İnsanlık tarihi boyunca bilmek, insan için hayati olmuştur. Evrimsel süreçte belirsizliğin ortadan kaldırılması hayatta kalmak için gerekli ve işlevseldi. Günümüzde de beynimiz bizi hayatta tutmak için aynı mekanizmayı kullanıyor. Ancak artık vahşi doğada hayatta kalmaya çalışmıyoruz. Modern dünyada, bu ihtiyaç doğrultusunda geliştirdiğimiz bazı düşünce ve davranış kalıpları, bir noktada işlevsel olsa da belirsizlikten rahatsızlık duyma ve aşırı kontrol davranışları, günlük yaşantımızda bizi zorlayıcı durumlara itebiliyor. Bu yazıda, kontrol takıntısının altında yatan sebeplerden ve neler yapabileceğimizden bahsedeceğiz.

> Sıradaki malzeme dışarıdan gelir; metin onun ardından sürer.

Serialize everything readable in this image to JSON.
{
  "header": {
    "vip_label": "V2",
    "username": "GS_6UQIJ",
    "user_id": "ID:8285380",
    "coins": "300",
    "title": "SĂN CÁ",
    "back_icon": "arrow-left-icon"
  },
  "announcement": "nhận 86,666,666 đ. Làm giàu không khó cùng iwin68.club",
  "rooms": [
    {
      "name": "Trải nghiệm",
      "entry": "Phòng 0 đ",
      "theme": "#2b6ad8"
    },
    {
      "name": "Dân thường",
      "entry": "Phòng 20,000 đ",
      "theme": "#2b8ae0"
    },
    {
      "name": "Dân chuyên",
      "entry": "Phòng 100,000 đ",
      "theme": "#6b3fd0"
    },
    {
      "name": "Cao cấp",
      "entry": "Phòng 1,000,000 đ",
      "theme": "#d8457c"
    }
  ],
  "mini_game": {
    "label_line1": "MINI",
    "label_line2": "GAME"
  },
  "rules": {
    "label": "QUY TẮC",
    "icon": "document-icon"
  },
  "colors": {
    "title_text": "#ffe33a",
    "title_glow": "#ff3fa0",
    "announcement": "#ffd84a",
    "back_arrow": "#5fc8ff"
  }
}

Kontrol Takıntısının Kökenleri: Neden Kontrol Bu Kadar Önemli?
Bilmek, insan için bir ihtiyaçtır. Çünkü bilinmezlik, belirsizliktir. Belirsizlik ise tehlike anlamına gelir. İnsan beyni, tehlike ve tehditleri öngörüp bizi hayatta tutmak üzere programlanmıştır. Zihnimiz, belirli düşünce kalıplarının veya kontrol davranışlarının bize iyi gelip gelmediğiyle ilgilenmez. Tek bir amacı vardır: hayatta tutmak. Kontrol takıntısı da burada devreye girer. Bizi korkutan belirsizlik ve bilinmezlik duygusuyla baş edebilmek için kontrol etme davranışlarına girişiriz.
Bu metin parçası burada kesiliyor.